Tal como Trump já começou a fazer nos Estados Unidos - tema de que me ocupei na primeira parte deste artigo publicado neste jornal no domingo passado - tenta-se no Brasil manter a sociedade dividida em torno de mitos e "fake news" com o único objetivo explícito de tornar qualquer alternativa ao modelo atual de descalabro insubstituível a não ser por regimes totalitários ou iliberais.

Escorregamos na armadilha em que já parece ter caído a maior potência do mundo em que apenas a retrogressão política e cultural pretende nos livrar de disputas religiosas e ideológicas historicamente passíveis de convivência e hoje relegadas ao tudo ou nada da desconstrução autoritária.

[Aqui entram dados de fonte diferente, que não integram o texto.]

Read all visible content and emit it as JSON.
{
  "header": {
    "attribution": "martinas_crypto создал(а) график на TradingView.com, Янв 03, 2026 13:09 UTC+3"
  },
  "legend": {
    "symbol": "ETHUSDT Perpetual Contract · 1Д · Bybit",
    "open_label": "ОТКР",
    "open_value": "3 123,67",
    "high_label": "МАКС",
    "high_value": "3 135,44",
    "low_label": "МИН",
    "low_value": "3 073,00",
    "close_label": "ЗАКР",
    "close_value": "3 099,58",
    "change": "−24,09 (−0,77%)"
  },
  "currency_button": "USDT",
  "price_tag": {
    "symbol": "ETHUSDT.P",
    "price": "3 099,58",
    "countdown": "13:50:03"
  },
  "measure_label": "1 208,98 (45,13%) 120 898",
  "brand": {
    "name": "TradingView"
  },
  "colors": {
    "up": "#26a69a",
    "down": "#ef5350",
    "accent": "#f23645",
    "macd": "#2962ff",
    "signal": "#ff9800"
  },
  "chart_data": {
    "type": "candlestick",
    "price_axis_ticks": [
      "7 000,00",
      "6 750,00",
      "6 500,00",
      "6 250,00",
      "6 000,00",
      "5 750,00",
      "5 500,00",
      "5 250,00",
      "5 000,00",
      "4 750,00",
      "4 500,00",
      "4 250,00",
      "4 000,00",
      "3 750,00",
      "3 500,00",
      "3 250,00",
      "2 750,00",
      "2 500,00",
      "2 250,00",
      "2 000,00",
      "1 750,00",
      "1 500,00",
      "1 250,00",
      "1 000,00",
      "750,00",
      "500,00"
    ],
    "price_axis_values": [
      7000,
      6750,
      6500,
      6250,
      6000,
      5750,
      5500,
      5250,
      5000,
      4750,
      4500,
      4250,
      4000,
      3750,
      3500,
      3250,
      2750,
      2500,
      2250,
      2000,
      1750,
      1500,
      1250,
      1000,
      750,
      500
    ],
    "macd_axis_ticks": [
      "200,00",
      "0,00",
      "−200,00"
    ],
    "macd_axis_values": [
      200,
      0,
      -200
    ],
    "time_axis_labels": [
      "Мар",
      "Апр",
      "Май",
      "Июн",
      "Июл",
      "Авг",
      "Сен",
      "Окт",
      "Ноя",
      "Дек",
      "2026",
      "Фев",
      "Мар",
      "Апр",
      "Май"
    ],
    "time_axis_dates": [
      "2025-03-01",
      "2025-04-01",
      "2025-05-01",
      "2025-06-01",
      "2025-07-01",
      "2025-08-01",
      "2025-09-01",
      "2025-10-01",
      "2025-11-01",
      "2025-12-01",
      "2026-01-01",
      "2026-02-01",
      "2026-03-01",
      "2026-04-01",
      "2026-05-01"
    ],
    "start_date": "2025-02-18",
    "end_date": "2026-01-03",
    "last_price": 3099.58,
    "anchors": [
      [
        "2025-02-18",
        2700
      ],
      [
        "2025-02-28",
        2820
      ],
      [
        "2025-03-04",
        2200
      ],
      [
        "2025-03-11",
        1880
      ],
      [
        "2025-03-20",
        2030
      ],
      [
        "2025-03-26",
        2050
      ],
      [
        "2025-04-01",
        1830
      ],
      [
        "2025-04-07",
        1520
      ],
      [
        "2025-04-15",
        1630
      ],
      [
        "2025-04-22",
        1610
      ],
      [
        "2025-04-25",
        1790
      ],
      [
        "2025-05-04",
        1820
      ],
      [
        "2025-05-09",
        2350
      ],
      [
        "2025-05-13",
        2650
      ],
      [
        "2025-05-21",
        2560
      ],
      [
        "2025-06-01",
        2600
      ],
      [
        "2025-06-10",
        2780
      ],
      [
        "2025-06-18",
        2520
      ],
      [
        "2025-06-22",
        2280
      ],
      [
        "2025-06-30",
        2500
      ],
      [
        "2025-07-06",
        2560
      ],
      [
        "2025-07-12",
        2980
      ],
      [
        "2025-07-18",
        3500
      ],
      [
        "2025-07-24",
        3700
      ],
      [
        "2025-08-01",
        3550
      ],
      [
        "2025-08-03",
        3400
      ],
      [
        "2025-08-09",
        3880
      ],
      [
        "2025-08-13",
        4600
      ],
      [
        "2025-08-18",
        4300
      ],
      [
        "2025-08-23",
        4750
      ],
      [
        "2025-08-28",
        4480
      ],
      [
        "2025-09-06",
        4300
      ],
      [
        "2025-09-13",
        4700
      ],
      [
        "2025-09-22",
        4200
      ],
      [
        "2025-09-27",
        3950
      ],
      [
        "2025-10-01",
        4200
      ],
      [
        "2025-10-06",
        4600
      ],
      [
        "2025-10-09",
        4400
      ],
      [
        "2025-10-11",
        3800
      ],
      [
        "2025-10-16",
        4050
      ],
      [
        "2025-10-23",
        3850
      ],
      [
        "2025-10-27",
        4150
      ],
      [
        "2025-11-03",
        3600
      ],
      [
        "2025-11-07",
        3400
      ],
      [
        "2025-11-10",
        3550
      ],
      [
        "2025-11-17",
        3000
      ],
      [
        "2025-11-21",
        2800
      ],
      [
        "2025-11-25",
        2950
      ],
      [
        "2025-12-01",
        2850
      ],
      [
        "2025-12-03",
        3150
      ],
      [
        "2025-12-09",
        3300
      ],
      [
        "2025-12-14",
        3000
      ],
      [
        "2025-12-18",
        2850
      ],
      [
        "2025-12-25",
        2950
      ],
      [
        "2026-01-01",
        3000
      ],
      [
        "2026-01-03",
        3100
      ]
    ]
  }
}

Nossa economia faliu. Ponto. A inflação ressurge faminta. Tão faminta como faminto estão milhões de brasileiros. Voltamos ao mapa da fome, conforme anunciado pelas Nações Unidas. A política econômica do governo insiste em seguir o trumpismo neoliberal sem sequer fazer menção a alternativas. Produzimos petróleo, mas a gasolina é cara, ajustada ao dólar, que subiu e continua subindo. O preço do gás de cozinha faz o povo comer cru. Engana-se o povo subtraindo-se de um bolso a migalha a cobrir o rombo no outro. Uma política de astúcias sociais eminentemente eleitoreiras. Que escolas iluminadas de economia política defendem essas pilantragens? Como se pode falar em Deus ou Cristo em Evangelho ou Bíblia como inspiradores de uma política que enluta famílias, joga na mendicância crianças, torna a formação universitária um luxo de ricos e a formação de cientistas uma excrescência marginal?

Mas, Deus seja louvado, ainda temos defesas poderosas. Em artigo recente chamei a atenção para as palavras iluminadas do Ministro Ayres de Brito, hoje disponíveis nas redes sociais. Esta semana ouvimos e vimos uma não menos profunda análise do Ministro Luiz Roberto Barroso, Presidente do Superior Tribunal Eleitoral, e o papel da Constituição de 1988 na defesa de eleições livres, auditáveis e eletrônicas. Resultam dessas análises, bem como de outras como a do Ministro Fux, Presidente do Supremo Tribunal Federal, e das ações investigativas dos demais Ministros, a modernidade e qualidade de nossa Constituição. O compromisso com o Estado de Direito e o devido processo legal fazem dela um paradigma da Democracia e do bem estar social.

Ao analisar o que se pretende fazer com emendas constitucionais maliciosas não se pode fugir aqui também a uma infeliz afinidade com o Trumpismo em busca de uma democracia iliberal com mirada inconfessada num regime autoritário de governo a serviço da desigualdade social.

E que se não distorça como antiamericanismo o que aqui digo. Tenho admiração pelos Estados Unidos, país onde vivi mais de uma década por razoes profissionais. O que repilo é o desmonte dos compromissos democráticos capitaneados por um grupo poderoso que fez de Trump um subversivo agente de uma sociedade em clivagem suicida. Clivagem com origem na segregação racial, na supremacia branca e na desregulamentação dos mecanismos de controle do capitalismo dito neoliberal.

E sobretudo repilo os que defendem a transferência deste modelo para o nosso país. Por ignorância política, cupidez argentária ou rematada desfaçatez . Em qualquer hipótese, crime de lesa-pátria.